The Messenger has been able to take shots of the water ice NASA has been talking about on the surface of Mercury. The Messenger creeped into the Prokofiev crater on Mercury, where NASA thought it would be optimal for the spacecraft to snap photos of the North Pole of Mercury. While the photos made public by NASA will probably look like something unidentifiable to the average eye, we assure you that those who occupy themselves with outer space more than half their time find the new images more than useful. These photographs will be further analyzed by NASA and its geologists and specialists, so that they can form a comprehensive image about Mercury and how the water ice got on the surface.

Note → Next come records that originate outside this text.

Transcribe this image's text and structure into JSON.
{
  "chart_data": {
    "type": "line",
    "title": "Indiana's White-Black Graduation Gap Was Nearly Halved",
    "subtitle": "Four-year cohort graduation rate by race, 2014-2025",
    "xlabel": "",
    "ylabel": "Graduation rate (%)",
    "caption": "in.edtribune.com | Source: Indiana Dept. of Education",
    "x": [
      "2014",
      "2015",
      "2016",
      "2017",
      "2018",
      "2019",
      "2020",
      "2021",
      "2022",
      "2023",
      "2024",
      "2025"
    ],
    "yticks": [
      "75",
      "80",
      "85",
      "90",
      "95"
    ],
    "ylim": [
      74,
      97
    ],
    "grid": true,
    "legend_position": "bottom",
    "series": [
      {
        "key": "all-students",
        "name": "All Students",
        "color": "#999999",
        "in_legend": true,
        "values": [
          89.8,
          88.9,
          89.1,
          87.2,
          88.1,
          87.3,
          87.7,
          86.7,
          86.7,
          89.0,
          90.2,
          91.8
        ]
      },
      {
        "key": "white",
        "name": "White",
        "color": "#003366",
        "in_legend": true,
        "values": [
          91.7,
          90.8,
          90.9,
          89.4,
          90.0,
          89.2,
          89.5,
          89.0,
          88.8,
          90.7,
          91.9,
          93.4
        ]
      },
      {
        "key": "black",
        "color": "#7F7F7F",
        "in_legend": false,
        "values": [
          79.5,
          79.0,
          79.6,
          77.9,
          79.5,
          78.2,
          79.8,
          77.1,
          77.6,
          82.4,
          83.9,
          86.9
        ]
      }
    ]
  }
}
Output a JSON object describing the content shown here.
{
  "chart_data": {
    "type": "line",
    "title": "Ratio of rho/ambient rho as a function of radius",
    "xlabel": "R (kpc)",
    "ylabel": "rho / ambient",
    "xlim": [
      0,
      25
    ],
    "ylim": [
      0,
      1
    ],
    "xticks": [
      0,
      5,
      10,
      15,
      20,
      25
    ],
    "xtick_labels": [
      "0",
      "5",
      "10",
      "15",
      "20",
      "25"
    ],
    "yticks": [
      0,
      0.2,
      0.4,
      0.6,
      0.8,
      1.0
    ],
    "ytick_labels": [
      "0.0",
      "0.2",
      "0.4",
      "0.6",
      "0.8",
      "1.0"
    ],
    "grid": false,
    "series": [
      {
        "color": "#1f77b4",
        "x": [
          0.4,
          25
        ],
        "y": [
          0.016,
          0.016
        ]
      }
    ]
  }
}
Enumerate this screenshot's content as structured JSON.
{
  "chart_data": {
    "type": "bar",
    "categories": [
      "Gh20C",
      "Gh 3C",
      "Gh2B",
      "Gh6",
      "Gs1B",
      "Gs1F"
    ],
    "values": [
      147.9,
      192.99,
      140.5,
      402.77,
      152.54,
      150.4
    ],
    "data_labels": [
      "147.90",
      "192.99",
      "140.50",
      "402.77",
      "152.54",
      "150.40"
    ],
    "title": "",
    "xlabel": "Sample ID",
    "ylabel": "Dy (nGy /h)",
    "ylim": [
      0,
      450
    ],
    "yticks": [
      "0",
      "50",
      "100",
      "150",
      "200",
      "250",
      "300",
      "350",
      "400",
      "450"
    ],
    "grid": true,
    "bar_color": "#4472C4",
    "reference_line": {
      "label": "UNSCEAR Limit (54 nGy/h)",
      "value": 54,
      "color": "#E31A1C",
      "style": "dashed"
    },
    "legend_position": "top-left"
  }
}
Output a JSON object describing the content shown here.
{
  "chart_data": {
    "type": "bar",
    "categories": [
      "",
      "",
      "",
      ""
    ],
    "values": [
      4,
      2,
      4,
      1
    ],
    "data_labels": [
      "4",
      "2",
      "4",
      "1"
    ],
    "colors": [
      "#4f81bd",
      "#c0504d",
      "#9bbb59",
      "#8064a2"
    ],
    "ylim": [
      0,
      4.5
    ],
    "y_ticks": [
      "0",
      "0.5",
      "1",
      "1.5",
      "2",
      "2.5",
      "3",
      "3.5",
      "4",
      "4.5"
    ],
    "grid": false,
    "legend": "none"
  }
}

The Messenger probe was sent out by NASA with the specific purpose of collecting data about Mercury, the closest planet to the Sun. The Messenger has been gathering data about Mercury for the past 3 years, and has finally managed to get some photos of the Prokofiev crater. NASA has found out that the Prokofiev crater is one of the places on Mercury that is completely devoid of light. The NASA Messenger flies at a 28 mile distance from the Sun, and can also observe solar flares and the solar neutrons they create. The Messenger is one of the most advanced pieces of technology developed by NASA and it carries all kinds of detectors and machinery so that it can accurately monitor the outer space environment, as well as send all that data back to NASA headquarters for analysis.